Mankato: The site of the 1862 hanging is marked at Reconciliation Park, off Riverfront Drive, by a white limestone buffalo.
© Beth Gauper
In New Ulm, the Brown County Historical Society includes exhibits on the war.
Fort Ridgely near Fairfax. There are exhibits in the restored commissary and interpretive markers on the grounds, which include the stone foundations of fort buildings. It's in Fort Ridgely State Park, seven miles south of Fairfax off Minnesota 4.
Lower Sioux Agency near Morton. This site, managed by the Lower Sioux Indian Community, was the first place attacked during the 1862 war.
It has an illuminating museum and an 1861 stone warehouse that is the only original building remaining. It's nine miles east of Redwood Falls.
Birch Coulee Battlefield near Morton. This beautiful restored prairie is where Dakota warriors surprised a burial party sent from Fort Ridgely, in a battle that became the biggest setback for U.S. troops in the 1862 conflict.
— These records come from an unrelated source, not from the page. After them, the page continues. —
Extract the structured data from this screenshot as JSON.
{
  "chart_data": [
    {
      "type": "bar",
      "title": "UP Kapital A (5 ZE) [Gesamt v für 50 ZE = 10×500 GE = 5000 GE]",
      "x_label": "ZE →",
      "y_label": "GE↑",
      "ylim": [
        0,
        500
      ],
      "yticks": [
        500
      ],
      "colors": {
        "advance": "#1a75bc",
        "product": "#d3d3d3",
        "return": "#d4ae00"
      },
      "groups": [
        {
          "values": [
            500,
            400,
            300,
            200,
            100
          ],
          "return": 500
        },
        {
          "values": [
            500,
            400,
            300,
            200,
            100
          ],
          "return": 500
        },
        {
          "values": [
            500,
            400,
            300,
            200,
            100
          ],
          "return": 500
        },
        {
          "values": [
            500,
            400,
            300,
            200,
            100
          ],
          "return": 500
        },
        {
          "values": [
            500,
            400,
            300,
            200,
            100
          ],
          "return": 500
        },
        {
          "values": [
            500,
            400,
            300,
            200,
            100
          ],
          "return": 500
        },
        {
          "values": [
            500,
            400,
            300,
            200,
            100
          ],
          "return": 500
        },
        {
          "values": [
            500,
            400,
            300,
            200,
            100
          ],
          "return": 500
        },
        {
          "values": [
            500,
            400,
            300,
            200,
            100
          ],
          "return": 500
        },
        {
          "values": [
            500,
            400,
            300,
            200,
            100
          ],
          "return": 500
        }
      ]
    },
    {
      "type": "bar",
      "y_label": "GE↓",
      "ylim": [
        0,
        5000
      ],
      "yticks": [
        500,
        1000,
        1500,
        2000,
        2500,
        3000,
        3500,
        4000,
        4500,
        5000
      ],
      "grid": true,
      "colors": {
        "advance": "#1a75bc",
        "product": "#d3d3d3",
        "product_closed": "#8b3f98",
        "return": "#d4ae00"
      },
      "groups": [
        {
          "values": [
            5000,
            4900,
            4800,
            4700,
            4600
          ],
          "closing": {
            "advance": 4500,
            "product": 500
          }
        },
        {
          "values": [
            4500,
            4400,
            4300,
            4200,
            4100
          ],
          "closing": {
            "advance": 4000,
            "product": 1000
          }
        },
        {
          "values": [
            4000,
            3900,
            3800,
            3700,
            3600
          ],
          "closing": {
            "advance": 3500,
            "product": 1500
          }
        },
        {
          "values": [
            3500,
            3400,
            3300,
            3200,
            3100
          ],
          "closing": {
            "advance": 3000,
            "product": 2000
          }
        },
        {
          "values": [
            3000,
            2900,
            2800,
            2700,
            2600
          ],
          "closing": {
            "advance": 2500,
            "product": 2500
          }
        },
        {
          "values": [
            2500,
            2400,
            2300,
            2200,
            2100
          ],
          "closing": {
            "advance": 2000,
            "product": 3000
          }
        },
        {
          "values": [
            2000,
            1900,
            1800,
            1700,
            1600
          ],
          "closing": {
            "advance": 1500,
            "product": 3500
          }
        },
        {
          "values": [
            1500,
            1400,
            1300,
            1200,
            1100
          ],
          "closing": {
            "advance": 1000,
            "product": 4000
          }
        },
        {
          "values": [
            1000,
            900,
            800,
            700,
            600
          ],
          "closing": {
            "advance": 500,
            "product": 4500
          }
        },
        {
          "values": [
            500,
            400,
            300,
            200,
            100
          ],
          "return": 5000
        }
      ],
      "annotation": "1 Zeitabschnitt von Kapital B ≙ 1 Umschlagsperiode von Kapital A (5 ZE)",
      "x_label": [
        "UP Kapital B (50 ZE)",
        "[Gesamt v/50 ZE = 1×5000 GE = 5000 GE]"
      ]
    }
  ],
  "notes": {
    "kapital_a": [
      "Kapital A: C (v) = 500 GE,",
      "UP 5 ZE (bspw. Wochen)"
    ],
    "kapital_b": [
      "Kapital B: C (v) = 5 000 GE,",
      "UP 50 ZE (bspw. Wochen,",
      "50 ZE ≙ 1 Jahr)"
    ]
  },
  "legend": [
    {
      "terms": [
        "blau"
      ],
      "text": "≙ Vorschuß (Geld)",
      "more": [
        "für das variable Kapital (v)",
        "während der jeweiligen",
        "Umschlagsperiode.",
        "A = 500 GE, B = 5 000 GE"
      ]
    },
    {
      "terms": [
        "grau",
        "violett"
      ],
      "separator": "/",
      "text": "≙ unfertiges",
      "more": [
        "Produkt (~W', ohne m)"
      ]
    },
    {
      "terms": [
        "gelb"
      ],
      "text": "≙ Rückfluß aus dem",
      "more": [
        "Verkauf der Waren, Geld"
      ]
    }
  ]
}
Self-guided trails and displays explain events. It's three miles north of Morton at the junction of county roads 2 and 18, one mile east of U.S. 71.
Joseph R. Brown ruins between Redwood Falls and Granite Falls. This state wayside is along County Road 15 on the north side of the river.
Upper Sioux Agency State Park near Granite Falls. Interpretive markers tell the site's history, and two tipis can be rented for overnight stays. It's eight miles southeast of Granite Falls.
Wood Lake Battlefield near Granite Falls. The final battle was held just south of the Upper Sioux Agency on County Road 18, just west of Minnesota 67. There's a monument.
Camp Release near Montevideo. On Sept. 26, 1862, Col. Henry Hastings Sibley received 269 captives from the Dakota and took into custody 1,200 Dakota. There's a monument at the site, 1½ miles west of town on County Road 212.